The year started with the Garden City High School boys expecting to play at a fast-paced tempo. That seemed to be a perfect fit for junior guard Azavier Williams, who was used to getting up and down the floor at his old high school in Chicago.
“In Chicago, there’s no zone (defense), so it’s just really fast-paced,” he said of his former Curie High School team, which is currently ranked one of the top 10 schools in the country by Maxpreps.
But while the Buffaloes want to play up-tempo, their coach Jacy Holloway also wants the team to be pragmatic with shot selection, and understand “the difference between taking quick, OK shots, as opposed to moving it a little bit more and getting a great shot,” Holloway said in November as his team was preparing for the season opener.
That took a bit to get used to for Williams, who moved to Garden City just as school began in the summer of 2018.
“As you can see, the team is real patient, but me, I’m just one speed because I’m used to that,” Williams said.
So Williams struggled in finding that balance early in the season — but he may have found it in recent weeks.
Since Jan. 22, when the Buffs blew out Ulysses, 48-33, Williams’ offensive efficiency has exploded.
In six games since, he’s hitting 48.9 percent of his shots, and averaging 9.5 points per game. In the 11 prior games, Williams never shot better than 48.9 percent in any game. He was making just 30.3 percent of his shots during that stretch.
“I think it took a little bit,” Holloway said. “I actually thought he started really good, but it worked kind of negative against him — he was patient, but he wasn’t aggressive trying to score.”
He seems to have turned the corner, though, and the Buffs are 5-1 in the last six games, with their one loss coming when Williams scored just five points on 2-of-6 shooting.
“He’s done a better job of getting his points out of our offense,” Holloway said. “There was a point there where he was rushing things or pressing too much.”
Williams said it took a talk with his family back in Chicago, and a little bit of self-reflection, to help him make the adjustments needed to be successful in the Buffs’ offense.

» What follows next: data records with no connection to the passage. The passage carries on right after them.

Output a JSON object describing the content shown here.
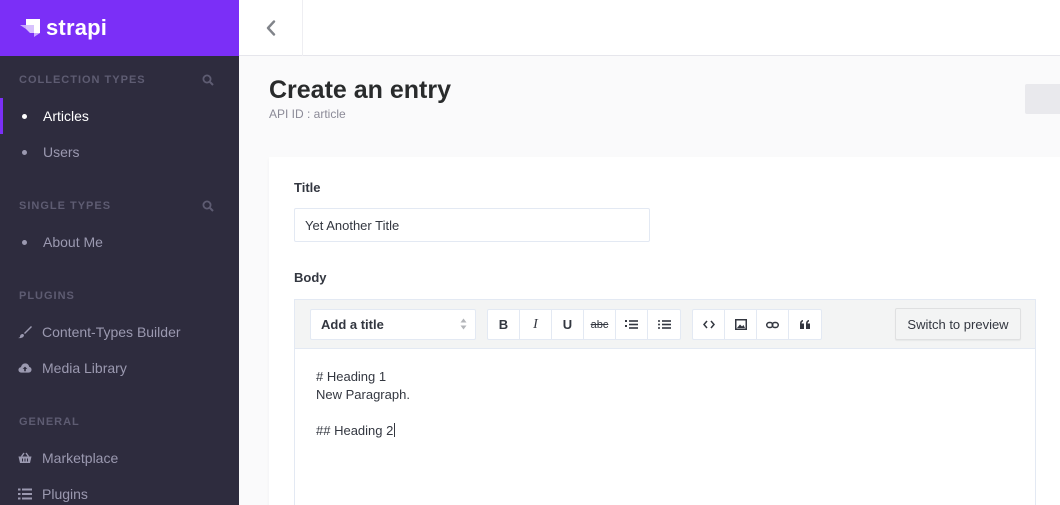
{
  "brand": {
    "name": "strapi"
  },
  "sidebar": {
    "collection_types": {
      "title": "COLLECTION TYPES",
      "items": [
        {
          "label": "Articles"
        },
        {
          "label": "Users"
        }
      ]
    },
    "single_types": {
      "title": "SINGLE TYPES",
      "items": [
        {
          "label": "About Me"
        }
      ]
    },
    "plugins": {
      "title": "PLUGINS",
      "items": [
        {
          "label": "Content-Types Builder",
          "icon": "paintbrush-icon"
        },
        {
          "label": "Media Library",
          "icon": "cloud-upload-icon"
        }
      ]
    },
    "general": {
      "title": "GENERAL",
      "items": [
        {
          "label": "Marketplace",
          "icon": "basket-icon"
        },
        {
          "label": "Plugins",
          "icon": "list-icon"
        }
      ]
    }
  },
  "header": {
    "back_icon": "chevron-left-icon"
  },
  "page": {
    "title": "Create an entry",
    "subtitle": "API ID : article"
  },
  "form": {
    "title_label": "Title",
    "title_value": "Yet Another Title",
    "body_label": "Body",
    "editor": {
      "heading_select": "Add a title",
      "buttons_format": [
        "B",
        "I",
        "U",
        "abc"
      ],
      "switch_label": "Switch to preview",
      "content_lines": [
        "# Heading 1",
        "New Paragraph.",
        "",
        "## Heading 2"
      ]
    }
  },
  "colors": {
    "accent": "#7b2ff7",
    "sidebar_bg": "#2e2c3e"
  }
}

It was hard enough to make the off-field adjustments — “I’m still not used to the smell,” Williams said of the surrounding cattle — of moving from Chicago to rural Garden City, but Williams had to figure out a way.
“I really had to sit down with coach (Holloway), my uncles, family members back in Chicago, and they really have to talk to me, tell me what to do better,” he said.

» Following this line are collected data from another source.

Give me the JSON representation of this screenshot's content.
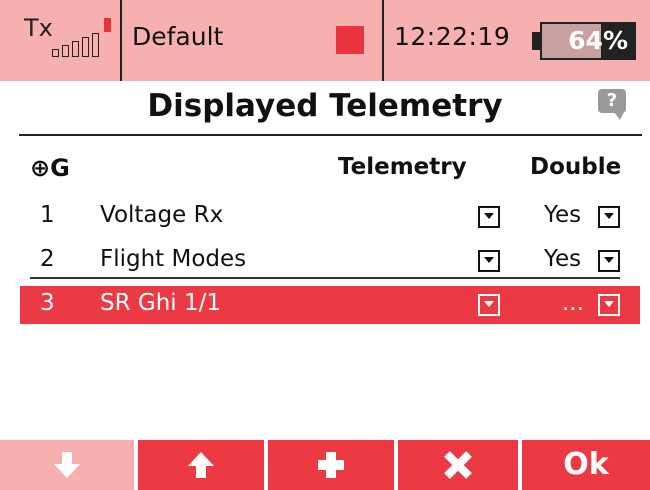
{
  "status": {
    "tx_label": "Tx",
    "model_name": "Default",
    "time": "12:22:19",
    "battery_percent": 64,
    "battery_label": "64%"
  },
  "page": {
    "title": "Displayed Telemetry",
    "help_label": "?"
  },
  "table": {
    "header_globe": "⊕G",
    "header_telemetry": "Telemetry",
    "header_double": "Double",
    "rows": [
      {
        "num": "1",
        "name": "Voltage Rx",
        "double": "Yes"
      },
      {
        "num": "2",
        "name": "Flight Modes",
        "double": "Yes"
      },
      {
        "num": "3",
        "name": "SR Ghi 1/1",
        "double": "..."
      }
    ]
  },
  "toolbar": {
    "buttons": [
      {
        "icon": "arrow-down-icon",
        "enabled": false
      },
      {
        "icon": "arrow-up-icon",
        "enabled": true
      },
      {
        "icon": "plus-icon",
        "enabled": true
      },
      {
        "icon": "close-icon",
        "enabled": true
      },
      {
        "label": "Ok",
        "enabled": true
      }
    ]
  },
  "colors": {
    "accent": "#ec3a44",
    "status_bar": "#f6b0b0",
    "disabled": "#f6b0b0"
  }
}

Don’t force it, but take the open shots, Williams said they told him. He said he’s still working on that.
He’s still a bit turnover-prone, averaging 3.1 turnovers per game in the first 11 games and just under 3 in the six games since, but his assist-to-turnover ratio is a bit better (0.48 to 0.59).
“He just gives us another option,” GCHS junior guard Carlos Acosta said of Williams. “We have more scorers who can score the ball now. He’s a point guard, and he can create for himself, he can create for others.”
Holloway agreed, saying that Williams has helped open the offense up for guys like Kyler Lamb and Jarrod Springston. And Williams’ ability to create offense on his own, or push the ball after a turnover or defensive rebound, can help get the Buffs easy points.
“I think it’s definitely going to help us in sub-state,” Holloway said, “where we’re going to have to play teams that are a little bit different that what we’re seeing during the season, so that at least gives us options.”